Attorneys for the family claim that the Philadelphia Housing Agency could’ve prevented the tragedy by better enforcing its safety measures.
A Pennsylvania family has filed a lawsuit against the Philadelphia Housing Agency and a California lighter company, claiming that the entities’ negligence caused a massive housefire that killed 12 people during a holiday gathering.
According to FOX News, attorney Thomas Kline said on Tuesday that the city’s housing authority let too many people live in the affected apartment unit.
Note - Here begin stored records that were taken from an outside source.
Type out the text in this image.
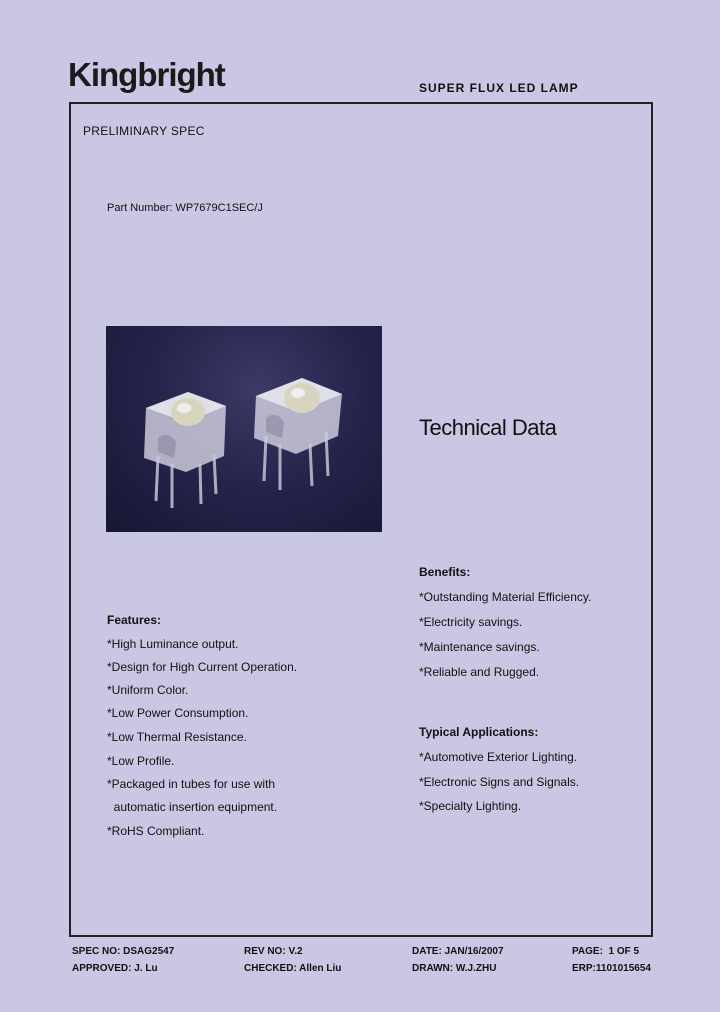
Kingbright	SUPER FLUX LED LAMP
PRELIMINARY SPEC
Part Number: WP7679C1SEC/J
Technical Data
Benefits:
*Outstanding Material Efficiency.
*Electricity savings.
*Maintenance savings.
*Reliable and Rugged.
Typical Applications:
*Automotive Exterior Lighting.
*Electronic Signs and Signals.
*Specialty Lighting.
Features:
*High Luminance output.
*Design for High Current Operation.
*Uniform Color.
*Low Power Consumption.
*Low Thermal Resistance.
*Low Profile.
*Packaged in tubes for use with
automatic insertion equipment.
*RoHS Compliant.
SPEC NO: DSAG2547	REV NO: V.2	DATE: JAN/16/2007	PAGE:  1 OF 5
APPROVED: J. Lu	CHECKED: Allen Liu	DRAWN: W.J.ZHU	ERP:1101015654
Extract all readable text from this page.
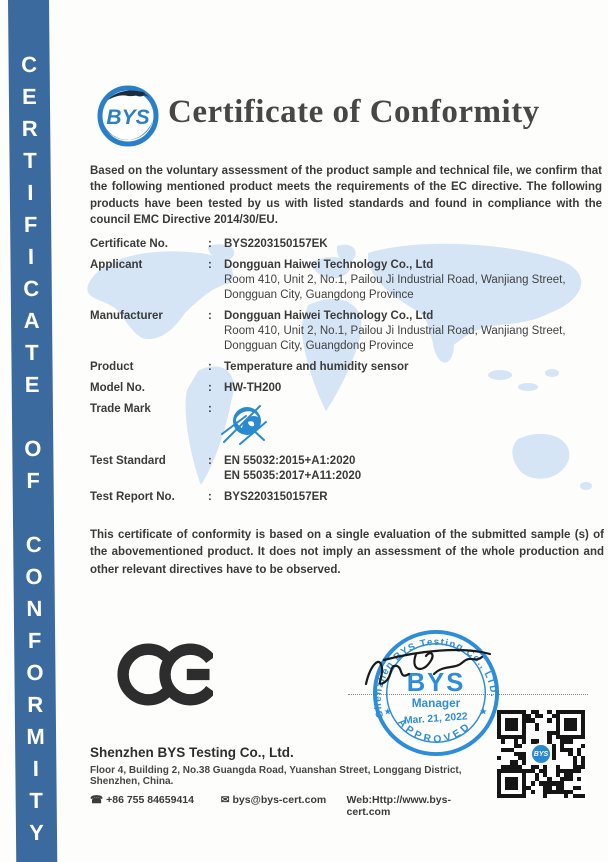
CERTIFICATE OF CONFORMITY	BYS Certificate of Conformity
Based on the voluntary assessment of the product sample and technical file, we confirm that the following mentioned product meets the requirements of the EC directive. The following products have been tested by us with listed standards and found in compliance with the council EMC Directive 2014/30/EU.
Certificate No.	:	BYS2203150157EK
Applicant	:	Dongguan Haiwei Technology Co., Ltd
Room 410, Unit 2, No.1, Pailou Ji Industrial Road, Wanjiang Street,
Dongguan City, Guangdong Province
Manufacturer	:	Dongguan Haiwei Technology Co., Ltd
Room 410, Unit 2, No.1, Pailou Ji Industrial Road, Wanjiang Street,
Dongguan City, Guangdong Province
Product	:	Temperature and humidity sensor
Model No.	:	HW-TH200
Trade Mark	:
Test Standard	:	EN 55032:2015+A1:2020
EN 55035:2017+A11:2020
Test Report No.	:	BYS2203150157ER
This certificate of conformity is based on a single evaluation of the submitted sample (s) of the abovementioned product. It does not imply an assessment of the whole production and other relevant directives have to be observed.
Shenzhen BYS Testing Co., LTD.
APPROVED
★	★
BYS
Manager
Mar. 21, 2022
BYS
Shenzhen BYS Testing Co., Ltd.
Floor 4, Building 2, No.38 Guangda Road, Yuanshan Street, Longgang District, Shenzhen, China.
☎ +86 755 84659414	✉ bys@bys-cert.com	Web:Http://www.bys-cert.com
“This terrible tragedy resulting in precious loss of life could and should have been avoided,” Kline said. “After a lengthy ATF investigation, ATF report, and our own independent investigation, we are now prepared to move forward, seeking not only compensation, but accountability.”
Kline also said that the city had failed to ensure that in-unit smoke detectors were properly mounted, allowing tenants to remove the batteries.
“They had a property that failed inspections in 2015 and 2017,” Kline told FOX News. “They knew it was dangerous and knew that there were missing and inoperable smoke detectors.”
“They ignored every warning sign that you could possibly ignore,” he said.
Kline also claimed that the “Techno Torch” pocket lighter that started the fire could be considered “an attractive nuisance to a child.”
“The lighter didn’t contain adequate safety features that would prevent a 5-year-old from igniting flames, which is exactly, tragically, what happened here,” Kline added.
FOX News notes that the fire claimed the lives of three adult sisters: Rosalee McDonald, Virginia Thomas, and Quinsha White.
Kline is representing several of the survivors, including mother Vanessa McDonald, who lost nine of her grandchildren.
“This was an intact family who chose to live together,” Housing Agency C.E.O. Kelvin Jeremiah said in response to the lawsuit. “We don’t kick out our family members […] who might not have other suitable housing options.”
Federal investigators notes FOX News, identified the Techno Torch lighter responsible for the fire as a product sold by California-based Enor International, Inc.
Peter Chen, the company’s founder, told The Associated Press that he was not aware of the fire or the impending lawsuit.
However, Chen stressed that, while the Techno Torch lighters are manufactured in China, they have been tested and approved by the U.S. Consumer Product Safety Commission.
“In order for us to bring the lighters in,” Chen said, “the lighter has to comply with the [Consumer Product Safety Commission].”
The Philadelphia Inquirer reports that, after the fire, the victims were buried in unmarked graves at Chelten Hills Cemetery.
The graves remained unmarked until January, when a local company donated a headstone just before the fire’s first-year anniversary date.